Cette enquête de SIGMA Conseil contient un certain nombre de renseignements
sur les taux d’audience des TV au Maghreb, mais également sur l’évolution
des investissements publicitaires …
Une enquête du SIGMA Conseil, datant du mois d’avril dernier, sur les médias
au Maghreb central, révèle que les chaînes de télévision nationales ont la
préférence des Maghrébins, puisqu’en Tunisie et en Algérie les taux
d’audience quotidienne avoisinent les 50% (48,3% pour TV7 et 49,5% l’ENTV
Algérie). Au Maroc c’est 2M qui caracole en tête avec 45,7%, loin devant la
chaîne publique TVM avec seulement 21,1% en termes d’audience.

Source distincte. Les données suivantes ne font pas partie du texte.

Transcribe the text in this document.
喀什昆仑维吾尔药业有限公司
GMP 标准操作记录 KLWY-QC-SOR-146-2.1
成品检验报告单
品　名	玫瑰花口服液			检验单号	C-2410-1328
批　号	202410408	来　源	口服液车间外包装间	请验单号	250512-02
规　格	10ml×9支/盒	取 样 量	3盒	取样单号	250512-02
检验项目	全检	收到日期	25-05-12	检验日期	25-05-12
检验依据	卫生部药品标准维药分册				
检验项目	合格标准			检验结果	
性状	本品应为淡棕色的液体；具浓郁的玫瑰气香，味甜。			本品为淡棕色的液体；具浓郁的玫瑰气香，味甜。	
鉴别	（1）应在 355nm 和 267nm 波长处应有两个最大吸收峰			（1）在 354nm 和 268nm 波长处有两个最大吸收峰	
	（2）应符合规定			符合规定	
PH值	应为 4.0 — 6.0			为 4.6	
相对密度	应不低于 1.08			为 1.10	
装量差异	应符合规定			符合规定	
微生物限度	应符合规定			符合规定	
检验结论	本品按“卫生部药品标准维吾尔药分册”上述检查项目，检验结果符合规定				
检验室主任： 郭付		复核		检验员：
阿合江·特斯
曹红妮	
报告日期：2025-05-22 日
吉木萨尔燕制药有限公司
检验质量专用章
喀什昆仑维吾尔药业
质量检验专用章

Toujours selon l’enquête de SIGMA Conseil, les chaînes satellitaires
arabophones dominent l’audience des chaînes reçues par l’antenne parabolique
en Tunisie et au Maroc, à la différence de l’Algérie où les chaînes
françaises gardent un niveau respectable d’audience (22,6% pour TF1, 16,3%
pour M6 et 8,4% pour France2), alors qu’en Tunisie et au Maroc leurs taux
demeurent relativement bas (5% en Tunisie et au Maroc pour TF1, environ 3%
pour M6 et 2% pour France2).
L’émiettement des autres chaînes satellitaires arabes se poursuit également.
En effet, en dehors d’Al Jazeera, dont l’audience reste stable en réalisant
en Tunisie et au Maroc un taux d’audience quotidienne proche de 10%, il y a
eu un chamboulement des audiences des autres chaînes arabes. LBC
international continue à être soutenue, notamment en Tunisie et au Maroc,
grâce à son émission phare : la Star Academy du producteur Endemol
(n’oublions pas qu’il y avait une Tunisienne en finale de l’édition 2005).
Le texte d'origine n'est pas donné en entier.